2-Pack: Funko Alien Action Figures
- WTF? Action figures? YesTF, action figures
- Each twosome gets you one Alien and one of your choice of the following: Spacesuit Ripley, Chestburster Kane, or Facehugger Kane
- “Approximately five points of articulation” like in ye olde days
- If that new trailer got your Alien jones flowing again, relive the magic with these classics
- If that new trailer seems like a desecration of your beloved Alien, affirm the supremacy of the original with these classics
- Either way, if you want us to sell more geek toys and stuff, buy these; if you want us to sell more headphones and knives, don’t buy these
- Model: 4421, 4422, 4424, 4425 (of course, those numbers won’t do you much good in Google, but at least they’re simple and logically sequential)
All Is Not Lost
Look, we’re not going to lie to you. Over this past year, every news cycle has felt like an alien parasite bursting from our chest. It’s been hard to keep our mind on our work. 2016 hasn’t been amenable to thinking up zany ways to peddle consumer leftovers.
But it helps to remember something Daniel Kahneman says. He won the 2002 Nobel Prize in Economics, the first Nobel laureate ever trained as a psychologist. When asked what scientific insight he thinks would make the most difference if it were more widely understood, Kahneman said:
“Nothing is as important as you think it is, while you are thinking about it.”

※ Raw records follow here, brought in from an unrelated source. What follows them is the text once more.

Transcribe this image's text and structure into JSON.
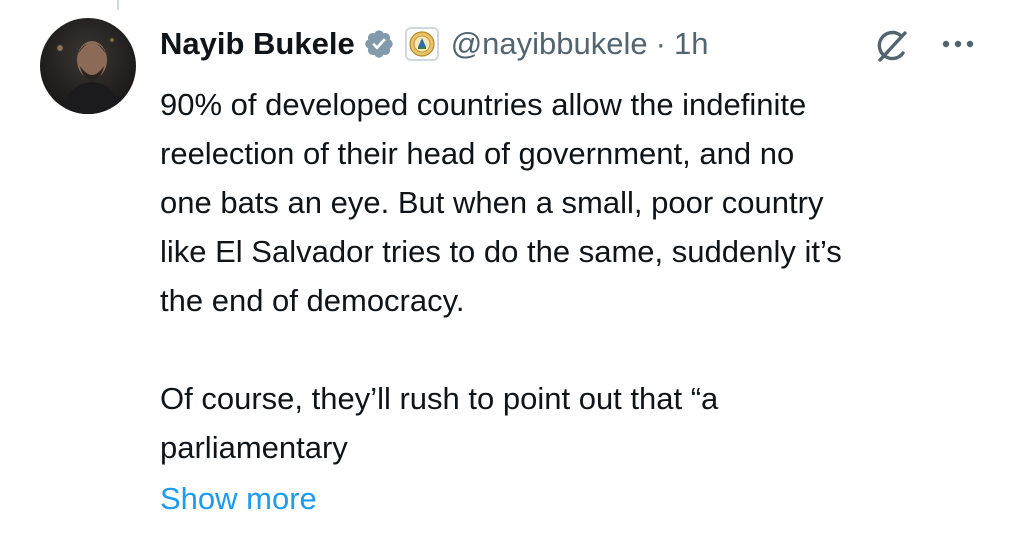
{
  "tweet": {
    "display_name": "Nayib Bukele",
    "handle": "@nayibbukele",
    "separator": "·",
    "time": "1h",
    "body": "90% of developed countries allow the indefinite\nreelection of their head of government, and no\none bats an eye. But when a small, poor country\nlike El Salvador tries to do the same, suddenly it’s\nthe end of democracy.\n\nOf course, they’ll rush to point out that “a\nparliamentary",
    "show_more_label": "Show more"
  },
  "icons": {
    "verified": "verified-badge-icon",
    "affiliate": "government-seal-icon",
    "grok": "grok-icon",
    "more": "more-options-icon"
  },
  "colors": {
    "text_primary": "#0f1419",
    "text_secondary": "#536471",
    "link": "#1d9bf0",
    "verified_badge": "#829aab"
  }
}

It’s called the focusing illusion, and it’s a pretty simple concept: whatever you’re paying attention to seems more influential, even more causal, than it actually is. That’s why the president gets credit or blame for so many things he actually has little influence over. When you’re worried about money, it seems like money would solve all your problems. When you think about how shitty the weather is where you live, you’re sure you’d be happier if you lived somewhere where the weather was better.
The focusing illusion is why marketers pay so much just to get your attention. If some two-bit online store can catch your eye with an uncharacteristic deal on some retro-style Alien action figures, that’s more than half the battle. If some insurance company can drum their name into your head by plastering it on the stadium where your favorite team plays, you’re more likely to respond to their sales pitches positively later.

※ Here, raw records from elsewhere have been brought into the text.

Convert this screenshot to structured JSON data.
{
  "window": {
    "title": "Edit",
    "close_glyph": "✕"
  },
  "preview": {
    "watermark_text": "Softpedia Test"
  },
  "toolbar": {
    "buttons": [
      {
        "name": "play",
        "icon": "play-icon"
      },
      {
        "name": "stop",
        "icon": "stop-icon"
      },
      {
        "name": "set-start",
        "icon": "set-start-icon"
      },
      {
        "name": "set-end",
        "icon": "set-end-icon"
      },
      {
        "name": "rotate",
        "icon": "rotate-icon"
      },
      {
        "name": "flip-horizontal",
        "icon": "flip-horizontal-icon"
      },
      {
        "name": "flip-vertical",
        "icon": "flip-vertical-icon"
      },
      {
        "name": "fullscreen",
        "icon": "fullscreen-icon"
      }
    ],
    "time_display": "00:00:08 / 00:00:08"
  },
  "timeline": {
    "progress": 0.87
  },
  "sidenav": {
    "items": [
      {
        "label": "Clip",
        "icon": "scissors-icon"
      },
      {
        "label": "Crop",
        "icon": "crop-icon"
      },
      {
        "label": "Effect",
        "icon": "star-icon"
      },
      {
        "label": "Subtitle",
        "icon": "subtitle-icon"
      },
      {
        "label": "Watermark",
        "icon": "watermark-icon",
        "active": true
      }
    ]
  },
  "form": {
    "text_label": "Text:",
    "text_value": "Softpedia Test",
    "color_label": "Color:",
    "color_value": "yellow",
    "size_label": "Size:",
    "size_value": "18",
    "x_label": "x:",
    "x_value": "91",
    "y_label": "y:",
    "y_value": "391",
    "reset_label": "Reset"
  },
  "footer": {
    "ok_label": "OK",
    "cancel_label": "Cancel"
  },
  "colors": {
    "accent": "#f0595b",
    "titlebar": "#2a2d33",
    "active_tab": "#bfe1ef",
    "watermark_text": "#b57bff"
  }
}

And when you’re punched in the face with the news about (INSERT DEPRESSING 2016 EVENT HERE), it feels like the world just keeps getting worse.

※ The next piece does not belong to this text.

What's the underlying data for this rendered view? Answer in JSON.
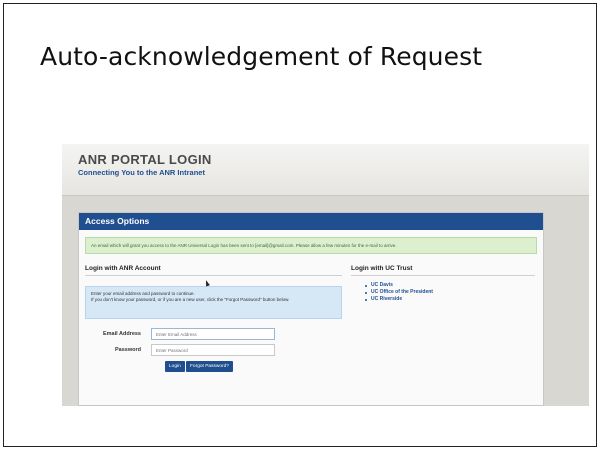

The facts, though, point in the other direction. Around the world, fewer people are in extreme poverty. Fewer people live in war zones, and fewer people are dying in those wars. The U.S. murder rate is at its lowest point since 1965. More people are vaccinated, educated, nourished, and enfranchised than ever before.
In 2016, ebola was eradicated from West Africa. With the end of Colombia’s civil war, the entire Western Hemisphere is at peace. Wolves are back in Europe. Salmon are spawning in New England rivers. Green sea turtles, giant pandas, and manatees are off the endangered list. Global carbon emissions have stopped growing, and the hole in the ozone layer over Antarctica has started to shrink.
The Chicago Cubs won the World Series. For most baseball fans, it was a miracle that showed that anything could happen. For St. Louis Cardinals fans, it showed they could survive the baseball apocalypse.
And hey, there’s not an alien parasite clinging to your face, so you got that going for you, which is nice.
Of course there are reasons to worry, to mourn, to fear the worst about people. There always are. But there are just as many reasons to believe in the ingenuity, the energy, and the good will of people working together.
Whatever 2016 threw at you, expect 2017 to pile on even more. Just remember, nothing is as important as you think while you’re thinking about it. With the possible exception of an alien parasite bursting from your chest.